When are two matrices A and B: AB = BA?

Question

Matrix multiplication is not commutative. If however $$ AB = BA $$for the matrices A and B with $$A, B \in M_{nn}(\mathbb{K})$$

Can I conclude that A has to be of the form $$A = B^{Ad} = det(B)B^{-1}$$? Or when is $$ AB = BA $$

Answer 1

Here are some choices for $A$ that commutes with $B$ in order of increasing complexity.

• $A=I$ then $AB=BA$,
• $A=B$ then $AB=BA$
• $A=B^n$ then $AB=BA$
• $A=\mathrm{polynomial}(B)$ then $AB=BA$
• If $B$ is invertible and $A=B^{-n}$ then $AB=BA$
• If $B$ is invertible and $A=\mathrm{polynomial}(B,B^{-1})$ then $AB=BA$

It was noted in the comments that the problem on when two matrices $A$ and $B$ commutes has been answered before, but I decided to give the short answer anyway. The version of this problem that I am familiar is when $A$ and $B$ are symmetric, diagonalizable matrices. The diagonalizable case was discussed in the other problem and gives a superset of the examples I gave.
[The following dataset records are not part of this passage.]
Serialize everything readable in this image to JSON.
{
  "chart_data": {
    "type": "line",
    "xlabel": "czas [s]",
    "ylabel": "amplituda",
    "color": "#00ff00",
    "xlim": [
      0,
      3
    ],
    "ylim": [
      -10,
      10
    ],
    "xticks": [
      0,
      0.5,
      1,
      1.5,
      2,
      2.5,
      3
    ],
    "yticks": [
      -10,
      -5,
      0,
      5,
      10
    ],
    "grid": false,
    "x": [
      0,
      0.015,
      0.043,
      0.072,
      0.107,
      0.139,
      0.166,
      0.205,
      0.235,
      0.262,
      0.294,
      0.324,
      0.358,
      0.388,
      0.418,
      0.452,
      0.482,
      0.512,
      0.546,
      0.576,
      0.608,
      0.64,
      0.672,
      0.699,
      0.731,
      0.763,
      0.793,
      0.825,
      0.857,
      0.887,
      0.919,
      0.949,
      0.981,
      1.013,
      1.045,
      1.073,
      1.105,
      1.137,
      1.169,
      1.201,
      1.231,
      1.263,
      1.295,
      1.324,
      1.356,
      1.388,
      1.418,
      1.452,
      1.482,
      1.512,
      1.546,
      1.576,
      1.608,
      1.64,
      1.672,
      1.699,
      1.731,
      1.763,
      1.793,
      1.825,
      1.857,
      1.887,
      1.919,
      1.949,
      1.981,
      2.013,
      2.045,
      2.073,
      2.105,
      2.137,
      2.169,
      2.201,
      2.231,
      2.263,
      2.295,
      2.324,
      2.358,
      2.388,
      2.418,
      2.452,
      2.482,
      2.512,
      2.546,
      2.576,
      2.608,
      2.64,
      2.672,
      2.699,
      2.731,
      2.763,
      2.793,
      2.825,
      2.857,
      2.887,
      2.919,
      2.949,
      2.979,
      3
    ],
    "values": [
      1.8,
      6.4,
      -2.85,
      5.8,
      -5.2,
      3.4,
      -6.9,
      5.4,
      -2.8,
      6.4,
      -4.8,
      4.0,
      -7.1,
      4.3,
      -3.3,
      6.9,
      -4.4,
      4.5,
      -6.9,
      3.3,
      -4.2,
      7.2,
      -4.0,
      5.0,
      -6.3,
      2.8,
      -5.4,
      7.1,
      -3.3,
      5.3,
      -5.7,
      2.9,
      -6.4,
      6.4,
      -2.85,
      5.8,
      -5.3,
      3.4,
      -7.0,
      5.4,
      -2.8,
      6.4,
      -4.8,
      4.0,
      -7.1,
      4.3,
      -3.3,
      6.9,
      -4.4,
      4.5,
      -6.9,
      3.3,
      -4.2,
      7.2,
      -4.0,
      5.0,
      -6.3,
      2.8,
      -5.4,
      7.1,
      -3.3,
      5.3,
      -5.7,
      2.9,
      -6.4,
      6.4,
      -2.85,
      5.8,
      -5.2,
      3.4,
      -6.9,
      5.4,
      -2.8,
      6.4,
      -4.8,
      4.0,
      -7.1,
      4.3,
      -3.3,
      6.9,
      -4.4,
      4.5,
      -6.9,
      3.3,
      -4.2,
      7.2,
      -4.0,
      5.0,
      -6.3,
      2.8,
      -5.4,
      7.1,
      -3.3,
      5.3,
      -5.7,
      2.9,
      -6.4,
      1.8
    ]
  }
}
When the two matrices are simultaneously diagonalizable then the matrices commute. i.e. if $A=P\Lambda P^\top$, $B=P\Sigma P^\top$ with $P$ an orthogonal matrix and $\Sigma$, $\Lambda$ diagonal matrices then $AB=BA$. The examples in the list above are in fact valid even when the matrices are not diagonalizable.